Before I go on, I should be clear about something. This was a redneck tea party, not to be confused with an English tea party. We drank sweet, iced tea, not Earl Grey. Instead of scones and crumpets, we nibbled on animal crackers, fruit, and muffins leftover from breakfast.
We all three took turns reading from poetry anthologies. Well, two of us “read.” Lucy narrated a book to us by looking at the pictures. I think it’s wonderful that she is so excited about getting to “read” aloud. I hope it’s a sign of good things to come.
Much to my surprise, Ty actually liked teatime – once he got over the initial embarrassment. At first he couldn’t even make eye contact with me. The lace and crystal almost put him over the edge.

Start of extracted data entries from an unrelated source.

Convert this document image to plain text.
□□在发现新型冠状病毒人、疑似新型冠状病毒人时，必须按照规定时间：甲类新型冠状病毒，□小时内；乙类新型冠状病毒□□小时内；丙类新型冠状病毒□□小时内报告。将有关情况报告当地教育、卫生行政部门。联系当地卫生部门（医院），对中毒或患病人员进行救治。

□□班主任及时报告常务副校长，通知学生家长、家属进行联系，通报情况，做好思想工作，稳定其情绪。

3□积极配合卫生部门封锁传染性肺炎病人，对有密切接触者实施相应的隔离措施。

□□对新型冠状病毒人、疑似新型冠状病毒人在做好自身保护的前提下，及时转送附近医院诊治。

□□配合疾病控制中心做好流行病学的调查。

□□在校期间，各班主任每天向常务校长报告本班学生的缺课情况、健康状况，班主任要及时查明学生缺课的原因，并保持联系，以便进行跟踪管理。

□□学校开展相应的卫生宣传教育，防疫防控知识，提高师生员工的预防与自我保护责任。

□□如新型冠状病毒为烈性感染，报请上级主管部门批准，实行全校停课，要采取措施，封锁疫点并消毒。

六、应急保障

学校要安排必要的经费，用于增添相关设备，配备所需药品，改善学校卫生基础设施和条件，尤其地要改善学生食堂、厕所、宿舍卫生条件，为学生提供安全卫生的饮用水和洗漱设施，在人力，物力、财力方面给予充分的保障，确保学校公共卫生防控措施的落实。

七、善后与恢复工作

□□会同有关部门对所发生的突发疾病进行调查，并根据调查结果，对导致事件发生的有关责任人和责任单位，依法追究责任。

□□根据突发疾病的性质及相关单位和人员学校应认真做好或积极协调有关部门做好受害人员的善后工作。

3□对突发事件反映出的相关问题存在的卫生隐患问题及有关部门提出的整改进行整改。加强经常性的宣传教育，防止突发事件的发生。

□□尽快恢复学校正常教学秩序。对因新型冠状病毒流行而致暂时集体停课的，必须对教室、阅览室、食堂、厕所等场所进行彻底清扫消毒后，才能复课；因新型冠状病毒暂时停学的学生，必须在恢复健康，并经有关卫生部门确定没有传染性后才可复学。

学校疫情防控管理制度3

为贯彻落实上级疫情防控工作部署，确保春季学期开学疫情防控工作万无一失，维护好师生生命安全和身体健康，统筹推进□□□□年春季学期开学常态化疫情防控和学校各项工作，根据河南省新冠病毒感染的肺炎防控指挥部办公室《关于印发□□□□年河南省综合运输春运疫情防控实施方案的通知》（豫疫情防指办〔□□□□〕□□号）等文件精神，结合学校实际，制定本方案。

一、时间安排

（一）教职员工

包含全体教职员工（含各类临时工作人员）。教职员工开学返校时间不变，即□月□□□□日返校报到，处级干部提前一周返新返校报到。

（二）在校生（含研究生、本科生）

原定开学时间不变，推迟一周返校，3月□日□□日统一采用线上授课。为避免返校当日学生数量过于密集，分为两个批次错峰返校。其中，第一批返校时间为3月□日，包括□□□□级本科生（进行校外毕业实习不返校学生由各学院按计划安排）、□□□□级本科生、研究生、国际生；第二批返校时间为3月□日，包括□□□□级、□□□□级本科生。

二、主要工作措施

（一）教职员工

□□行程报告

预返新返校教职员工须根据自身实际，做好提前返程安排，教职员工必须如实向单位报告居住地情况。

But after a while he relaxed a bit. I think I won him over with the fruit and fire. Here he is getting all fancy wiping the corners of his mouth.
Just as I predicted, teatime was a hit with Lucy. Lace and crystal are right up Miss Fancy-Pants’ alley. She’s asked to have teatime every day since then.
There’s one last thing I haven’t mentioned about school this year, and that’s Miss Tacy Mae. She really hasn’t been as much trouble as I had anticipated. In the mornings she will sit in her highchair munching on Cheerios while we have a lesson. She also likes to crawl around under our table and chairs, perfectly content to play by herself. Her favorite pastime, though, is getting into this cabinet and pulling out all the books on the bottom shelf. While this drives Lucy nuts, I’m ok with it. It keeps Tacy occupied, and she’s not in any danger.
Most afternoons Tacy takes a 3 hour nap, so whatever school work we don’t finish before lunch, we wrap up during her nap time.
Whew! That was quite a lengthy post, but we are all so excited about the new school year that I just had to share. I hope to keep y’all updated (somewhat regularly) on our studies, so check back again soon to see what’s going on.